ScyllaDB does not support unchecked_tombstone_compaction. You should adjust the pekko.messages table definition to remove this.

Consistency

By default, the snapshot store uses ONE for all reads and writes, since snapshots should only be used as an optimization to reduce number of replayed events. If a recovery doesn’t see the latest snapshot it will just start from an older snapshot and replay events from there. Be careful to not delete events too eagerly after storing snapshots since the deletes may be visible before the snapshot is visible. Keep a few snapshots and corresponding events before deleting older events and snapshots.

The consistency level for snapshots can be changed with:

datastax-java-driver.profiles {
  pekko-persistence-cassandra-snapshot-profile {
    basic.request.consistency = QUORUM
  }
}

Configuration

To activate the snapshot-store plugin, add the following line to your Pekko application.conf:

pekko.persistence.snapshot-store.plugin = "pekko.persistence.cassandra.snapshot"

This will run the snapshot store with its default settings. The default settings can be changed with the configuration properties defined in reference.conf.
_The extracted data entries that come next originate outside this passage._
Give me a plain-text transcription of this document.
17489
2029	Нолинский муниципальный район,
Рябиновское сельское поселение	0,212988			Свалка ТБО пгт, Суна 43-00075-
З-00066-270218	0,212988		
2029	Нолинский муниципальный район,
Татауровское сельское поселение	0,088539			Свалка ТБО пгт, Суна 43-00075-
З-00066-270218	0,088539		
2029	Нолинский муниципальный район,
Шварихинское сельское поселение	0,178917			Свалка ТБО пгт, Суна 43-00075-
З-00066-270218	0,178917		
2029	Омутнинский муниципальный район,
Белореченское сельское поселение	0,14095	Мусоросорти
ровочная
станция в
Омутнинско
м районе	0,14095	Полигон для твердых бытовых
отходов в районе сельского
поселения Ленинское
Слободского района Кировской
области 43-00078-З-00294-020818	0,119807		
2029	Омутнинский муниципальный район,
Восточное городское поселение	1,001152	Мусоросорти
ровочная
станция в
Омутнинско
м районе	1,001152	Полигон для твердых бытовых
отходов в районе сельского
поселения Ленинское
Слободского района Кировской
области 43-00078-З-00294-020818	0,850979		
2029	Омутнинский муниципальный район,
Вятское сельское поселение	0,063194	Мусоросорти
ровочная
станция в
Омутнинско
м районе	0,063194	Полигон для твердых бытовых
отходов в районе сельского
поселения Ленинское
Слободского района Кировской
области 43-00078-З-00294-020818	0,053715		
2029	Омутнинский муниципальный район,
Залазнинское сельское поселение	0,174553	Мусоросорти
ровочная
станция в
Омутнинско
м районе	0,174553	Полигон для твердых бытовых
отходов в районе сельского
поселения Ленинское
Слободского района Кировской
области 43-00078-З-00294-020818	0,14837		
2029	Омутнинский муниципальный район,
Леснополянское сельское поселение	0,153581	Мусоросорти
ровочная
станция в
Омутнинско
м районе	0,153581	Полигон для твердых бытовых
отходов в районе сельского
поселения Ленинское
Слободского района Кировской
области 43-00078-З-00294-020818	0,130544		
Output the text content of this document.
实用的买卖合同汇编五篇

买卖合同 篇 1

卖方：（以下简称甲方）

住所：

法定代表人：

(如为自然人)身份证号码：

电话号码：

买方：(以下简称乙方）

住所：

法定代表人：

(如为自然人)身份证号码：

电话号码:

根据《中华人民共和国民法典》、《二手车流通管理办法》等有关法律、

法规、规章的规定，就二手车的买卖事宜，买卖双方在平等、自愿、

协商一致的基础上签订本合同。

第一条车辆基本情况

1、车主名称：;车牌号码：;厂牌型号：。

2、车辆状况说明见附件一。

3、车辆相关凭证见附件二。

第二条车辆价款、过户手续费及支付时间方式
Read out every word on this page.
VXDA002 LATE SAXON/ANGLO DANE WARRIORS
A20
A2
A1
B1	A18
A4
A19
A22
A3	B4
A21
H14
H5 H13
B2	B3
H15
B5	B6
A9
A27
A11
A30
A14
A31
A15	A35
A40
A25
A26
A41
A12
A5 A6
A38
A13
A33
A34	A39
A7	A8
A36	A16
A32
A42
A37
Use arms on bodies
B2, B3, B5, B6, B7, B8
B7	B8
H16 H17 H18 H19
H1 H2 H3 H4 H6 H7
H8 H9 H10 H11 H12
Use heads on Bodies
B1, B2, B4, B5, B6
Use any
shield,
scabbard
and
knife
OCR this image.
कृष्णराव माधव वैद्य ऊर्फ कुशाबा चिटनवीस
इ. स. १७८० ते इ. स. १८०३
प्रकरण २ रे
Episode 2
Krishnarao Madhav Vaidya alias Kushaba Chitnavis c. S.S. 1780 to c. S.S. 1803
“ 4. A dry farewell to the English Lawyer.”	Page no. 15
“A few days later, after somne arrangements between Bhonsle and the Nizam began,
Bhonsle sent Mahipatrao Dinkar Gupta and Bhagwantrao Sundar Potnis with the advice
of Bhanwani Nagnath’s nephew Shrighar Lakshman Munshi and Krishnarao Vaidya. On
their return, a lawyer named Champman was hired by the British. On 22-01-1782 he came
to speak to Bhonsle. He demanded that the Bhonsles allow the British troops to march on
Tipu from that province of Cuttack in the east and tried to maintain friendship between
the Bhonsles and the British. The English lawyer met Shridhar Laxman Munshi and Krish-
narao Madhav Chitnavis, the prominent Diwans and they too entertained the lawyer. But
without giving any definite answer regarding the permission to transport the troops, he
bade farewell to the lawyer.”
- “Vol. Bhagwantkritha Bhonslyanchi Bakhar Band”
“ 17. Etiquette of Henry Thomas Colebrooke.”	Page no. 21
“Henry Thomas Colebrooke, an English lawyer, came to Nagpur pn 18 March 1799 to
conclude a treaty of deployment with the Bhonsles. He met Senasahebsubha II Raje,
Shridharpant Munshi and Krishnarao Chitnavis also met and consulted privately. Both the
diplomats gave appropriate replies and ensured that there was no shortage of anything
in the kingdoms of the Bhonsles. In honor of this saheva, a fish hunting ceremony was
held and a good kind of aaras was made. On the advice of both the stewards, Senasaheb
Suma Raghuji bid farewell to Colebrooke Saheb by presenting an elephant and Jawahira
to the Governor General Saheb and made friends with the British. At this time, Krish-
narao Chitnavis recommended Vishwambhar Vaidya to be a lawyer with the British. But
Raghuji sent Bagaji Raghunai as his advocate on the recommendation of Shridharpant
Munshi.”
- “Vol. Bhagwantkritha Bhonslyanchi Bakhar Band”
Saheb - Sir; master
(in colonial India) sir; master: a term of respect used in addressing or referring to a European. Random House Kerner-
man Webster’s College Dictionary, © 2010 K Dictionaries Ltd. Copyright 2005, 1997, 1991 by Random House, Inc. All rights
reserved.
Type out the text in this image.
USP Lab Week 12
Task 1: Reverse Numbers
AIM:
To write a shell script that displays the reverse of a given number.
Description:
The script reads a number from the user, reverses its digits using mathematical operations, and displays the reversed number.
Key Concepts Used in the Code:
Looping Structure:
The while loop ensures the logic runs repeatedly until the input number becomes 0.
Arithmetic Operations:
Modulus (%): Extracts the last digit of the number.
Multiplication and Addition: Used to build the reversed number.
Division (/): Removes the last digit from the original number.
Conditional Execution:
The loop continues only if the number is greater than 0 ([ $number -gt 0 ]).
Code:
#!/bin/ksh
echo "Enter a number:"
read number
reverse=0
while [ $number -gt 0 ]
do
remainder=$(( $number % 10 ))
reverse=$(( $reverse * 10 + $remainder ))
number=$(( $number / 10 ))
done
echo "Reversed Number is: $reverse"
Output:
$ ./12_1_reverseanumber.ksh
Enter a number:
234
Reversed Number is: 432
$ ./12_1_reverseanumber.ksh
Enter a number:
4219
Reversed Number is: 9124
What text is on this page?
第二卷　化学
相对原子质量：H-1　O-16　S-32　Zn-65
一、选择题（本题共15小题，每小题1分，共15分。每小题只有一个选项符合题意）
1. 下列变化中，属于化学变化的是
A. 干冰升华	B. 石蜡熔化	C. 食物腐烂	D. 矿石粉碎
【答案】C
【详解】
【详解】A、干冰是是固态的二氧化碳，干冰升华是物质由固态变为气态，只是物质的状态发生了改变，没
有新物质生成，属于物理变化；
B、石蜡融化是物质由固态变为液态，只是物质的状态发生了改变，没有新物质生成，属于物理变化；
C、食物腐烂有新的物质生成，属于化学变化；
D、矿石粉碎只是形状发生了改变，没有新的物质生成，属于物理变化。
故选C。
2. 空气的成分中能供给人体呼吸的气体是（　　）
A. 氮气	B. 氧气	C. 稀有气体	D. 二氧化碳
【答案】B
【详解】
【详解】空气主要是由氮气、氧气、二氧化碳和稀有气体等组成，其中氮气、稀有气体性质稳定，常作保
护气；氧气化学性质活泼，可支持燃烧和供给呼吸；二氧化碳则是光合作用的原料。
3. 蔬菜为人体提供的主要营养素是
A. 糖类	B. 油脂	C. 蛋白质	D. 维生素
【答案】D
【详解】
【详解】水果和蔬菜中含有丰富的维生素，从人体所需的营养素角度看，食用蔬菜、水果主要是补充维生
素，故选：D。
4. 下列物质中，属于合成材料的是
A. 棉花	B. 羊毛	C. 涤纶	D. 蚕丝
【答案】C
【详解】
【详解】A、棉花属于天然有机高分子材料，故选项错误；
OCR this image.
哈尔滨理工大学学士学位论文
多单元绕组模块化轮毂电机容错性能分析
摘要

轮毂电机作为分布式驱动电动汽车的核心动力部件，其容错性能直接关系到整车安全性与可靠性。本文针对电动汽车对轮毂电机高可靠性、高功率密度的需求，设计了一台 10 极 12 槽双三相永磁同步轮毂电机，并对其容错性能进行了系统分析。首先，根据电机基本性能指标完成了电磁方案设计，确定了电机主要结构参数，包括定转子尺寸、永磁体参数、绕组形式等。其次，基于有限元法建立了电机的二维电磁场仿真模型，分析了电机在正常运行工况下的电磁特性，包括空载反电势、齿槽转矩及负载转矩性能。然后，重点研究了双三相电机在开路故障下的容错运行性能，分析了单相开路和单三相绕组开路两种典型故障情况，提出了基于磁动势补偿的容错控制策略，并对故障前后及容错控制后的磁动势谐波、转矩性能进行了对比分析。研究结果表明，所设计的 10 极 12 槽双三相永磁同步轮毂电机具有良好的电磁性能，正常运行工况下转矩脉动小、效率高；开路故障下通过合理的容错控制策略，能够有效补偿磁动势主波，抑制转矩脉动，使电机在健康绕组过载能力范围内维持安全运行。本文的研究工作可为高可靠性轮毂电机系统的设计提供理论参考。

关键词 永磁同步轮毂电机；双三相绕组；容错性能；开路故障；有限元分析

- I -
Journal configuration is under pekko.persistence.cassandra.snapshot.

Limitations

The snapshot is stored in a single row so the maximum size of a serialized snapshot is the Cassandra configured max_mutation_size_in_kb which is 16MB by default.

Delete all snapshots

The CleanupCleanup tool can be used for deleting all events and/or snapshots given list of persistenceIds without using persistent actors. It’s important that the actors with corresponding persistenceId are not running at the same time as using the tool. See Database Cleanup for more details.